Abordant le contexte des préparatifs des Accords d’Evian dans lequel était décidé la marche du 17 octobre 61, Omar Boudaoud écrit : "Quelque temps avant que les vraies négociations pour l’indépendance de l’Algérie ne soient entamées (…) Abderrahmane Farès me sollicita pour un contact important. Celui-ci eut lieu à Bruxelles. Il m’informa de la volonté de l’entourage du général de Gaulle de faire aboutir ces négociations pour l’indépendance de l’Algérie si les Algériens le veulent. Afin de faciliter le contact, les responsables au sein du pouvoir français souhaitaient que la Fédération fasse une déclaration à la presse décrétant l’arrêt de toute action armée du FLN en France. Ma réponse fut un «non» catégorique". Selon l’auteur, ce refus d’abandonner la lutte armée en Métropole pour soi-disant faciliter les négociations d’Evian va accentuer la répression du pouvoir français contre la Fédération : "Ce refus fut une des raisons parmi d’autres pour lesquels Michel Debré, chef du gouvernement et son homme de main, le préfet de Paris, Maurice Papon, et leur courant politique choisirent ce moment précis pour tenter de détruire l’organisation du FLN en France".

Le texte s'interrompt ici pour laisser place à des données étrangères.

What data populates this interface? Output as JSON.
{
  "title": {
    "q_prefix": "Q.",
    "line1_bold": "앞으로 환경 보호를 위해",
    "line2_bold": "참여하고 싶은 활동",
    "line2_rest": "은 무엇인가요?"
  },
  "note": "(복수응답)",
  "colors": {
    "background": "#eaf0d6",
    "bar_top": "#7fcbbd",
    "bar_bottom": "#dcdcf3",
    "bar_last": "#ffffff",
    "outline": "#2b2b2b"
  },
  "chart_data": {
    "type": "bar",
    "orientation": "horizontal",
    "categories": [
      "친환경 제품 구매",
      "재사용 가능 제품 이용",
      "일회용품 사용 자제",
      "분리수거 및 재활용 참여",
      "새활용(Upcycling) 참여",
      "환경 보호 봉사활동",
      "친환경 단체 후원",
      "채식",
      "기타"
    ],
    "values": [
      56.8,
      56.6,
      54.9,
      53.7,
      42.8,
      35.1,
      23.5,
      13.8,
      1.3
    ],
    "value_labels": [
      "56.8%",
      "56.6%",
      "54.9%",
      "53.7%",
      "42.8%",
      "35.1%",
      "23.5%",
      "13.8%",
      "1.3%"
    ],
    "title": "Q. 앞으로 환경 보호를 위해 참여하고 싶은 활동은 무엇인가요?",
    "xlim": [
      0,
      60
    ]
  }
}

Revenant sur les préparatifs de l’action du 17 octobre, insistant au passage sur le couvre-feu décrété par la préfecture de Paris qui allait porter un coup fatal au travail des ouvriers immigrés et davantage à l’action de la Fédération, Omar Boudaoud aborde la question de la paternité de la décision de la marche du 17 octobre ? Le GPRA ? La Fédération après consultation du GPRA ou une décision autonome du bureau Fédéral ? "Le GPRA avait été informé de notre initiative. A Tunis, Bentobbal – le ministre de l’intérieur dont dépendait alors la Fédération – m’avait dit en substance : cela est votre affaire, si vous réussissez, c’est la révolution qui réussit. Si vous échouez, vous paierez votre décision". Autrement dit, historiquement, le GPRA a refusé d’assumer l’action du 17 octobre 61. Mais, il en tiré les dividendes politiques après le massacre et le succès des Accords d’Evian. Omar Boudaoud poursuit : "En fin de compte, nous a félicités car l’impact international des manifestations du 17 octobre 61 a été positif… "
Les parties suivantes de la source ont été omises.